In the triangle a point \(\displaystyle I\) is a centre of inscribed circle. A line \(\displaystyle AI\) meets a segment \(\displaystyle BC\) in a point \(\displaystyle D\). A bisector of \(\displaystyle AD\) meets lines \(\displaystyle BI\) and \(\displaystyle CI\) respectively in a points \(\displaystyle P\) and \(\displaystyle Q\). Prove that heights of triangle \(\displaystyle PQD\) meet in the point \(\displaystyle I\).

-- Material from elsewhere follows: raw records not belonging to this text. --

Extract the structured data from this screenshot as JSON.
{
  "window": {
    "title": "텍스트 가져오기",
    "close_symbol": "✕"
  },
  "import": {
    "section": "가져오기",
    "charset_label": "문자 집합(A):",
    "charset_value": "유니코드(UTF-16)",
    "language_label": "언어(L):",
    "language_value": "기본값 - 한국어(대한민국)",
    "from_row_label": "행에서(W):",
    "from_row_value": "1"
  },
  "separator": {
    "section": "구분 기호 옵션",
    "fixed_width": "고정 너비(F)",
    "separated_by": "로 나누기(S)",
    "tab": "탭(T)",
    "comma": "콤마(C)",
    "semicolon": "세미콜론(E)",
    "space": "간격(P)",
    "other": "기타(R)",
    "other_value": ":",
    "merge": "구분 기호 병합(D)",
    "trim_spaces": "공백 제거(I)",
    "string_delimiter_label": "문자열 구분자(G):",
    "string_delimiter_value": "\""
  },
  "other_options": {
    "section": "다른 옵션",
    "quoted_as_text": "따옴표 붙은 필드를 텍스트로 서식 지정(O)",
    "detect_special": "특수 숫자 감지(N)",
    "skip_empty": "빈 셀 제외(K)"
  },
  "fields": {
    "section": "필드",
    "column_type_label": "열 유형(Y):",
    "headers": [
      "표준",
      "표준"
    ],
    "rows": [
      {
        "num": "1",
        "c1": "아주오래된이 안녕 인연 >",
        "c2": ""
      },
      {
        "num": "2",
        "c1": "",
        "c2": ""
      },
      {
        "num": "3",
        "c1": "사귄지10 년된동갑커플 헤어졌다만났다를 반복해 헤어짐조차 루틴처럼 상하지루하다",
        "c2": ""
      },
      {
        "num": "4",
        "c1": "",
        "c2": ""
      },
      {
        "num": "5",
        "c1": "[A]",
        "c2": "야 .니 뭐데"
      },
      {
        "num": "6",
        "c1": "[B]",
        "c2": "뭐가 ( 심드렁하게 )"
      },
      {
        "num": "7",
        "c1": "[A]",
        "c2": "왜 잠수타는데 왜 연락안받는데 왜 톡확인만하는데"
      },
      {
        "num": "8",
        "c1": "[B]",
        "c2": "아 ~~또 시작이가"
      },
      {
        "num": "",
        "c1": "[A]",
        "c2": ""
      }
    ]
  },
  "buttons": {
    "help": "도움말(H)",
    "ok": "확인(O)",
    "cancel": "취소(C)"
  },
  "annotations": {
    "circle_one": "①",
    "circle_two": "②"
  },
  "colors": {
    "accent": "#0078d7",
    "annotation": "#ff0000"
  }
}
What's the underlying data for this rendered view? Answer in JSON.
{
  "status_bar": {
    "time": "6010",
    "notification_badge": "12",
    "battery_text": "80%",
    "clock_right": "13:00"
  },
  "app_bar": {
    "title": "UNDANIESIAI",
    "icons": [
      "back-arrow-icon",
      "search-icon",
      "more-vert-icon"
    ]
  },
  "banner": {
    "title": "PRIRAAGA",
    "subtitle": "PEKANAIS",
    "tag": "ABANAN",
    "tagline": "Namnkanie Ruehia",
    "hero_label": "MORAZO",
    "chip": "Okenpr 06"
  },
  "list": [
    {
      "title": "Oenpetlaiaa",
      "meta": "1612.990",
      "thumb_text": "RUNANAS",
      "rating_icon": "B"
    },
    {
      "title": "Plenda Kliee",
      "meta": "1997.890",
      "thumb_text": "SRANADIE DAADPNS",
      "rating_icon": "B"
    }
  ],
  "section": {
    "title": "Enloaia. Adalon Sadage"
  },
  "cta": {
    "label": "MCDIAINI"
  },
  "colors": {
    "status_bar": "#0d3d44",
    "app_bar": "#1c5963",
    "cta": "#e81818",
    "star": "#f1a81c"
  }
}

I've tried to show that sides of triangle \(\displaystyle PQD\) are parallel to sides of triangle \(\displaystyle ABC\) but it didn't work out. That's why I ask you for help.

 

[Greg]

Can you provide a diagram?

 

[johng1]

I am convinced the OP has posted a true statement. I can't prove it, but hope someone here can. Here's a diagram.

Give a triangle ABC, let I be the incenter of the triangle (the intersection of the angle bisectors at A, B and C). Let D be the intersection of AI with BC and line L the perpendicular bisector of AD ($H_D$ is the midpoint of AD). Let P be the intersection of CI with L and Q the intersection of BI with L. Then the orthocenter of PDQ is I.

Clearly, if $H_Q$ is the intersection of BI with DP, it is sufficient to show angle $BH_QD$ is a right angle.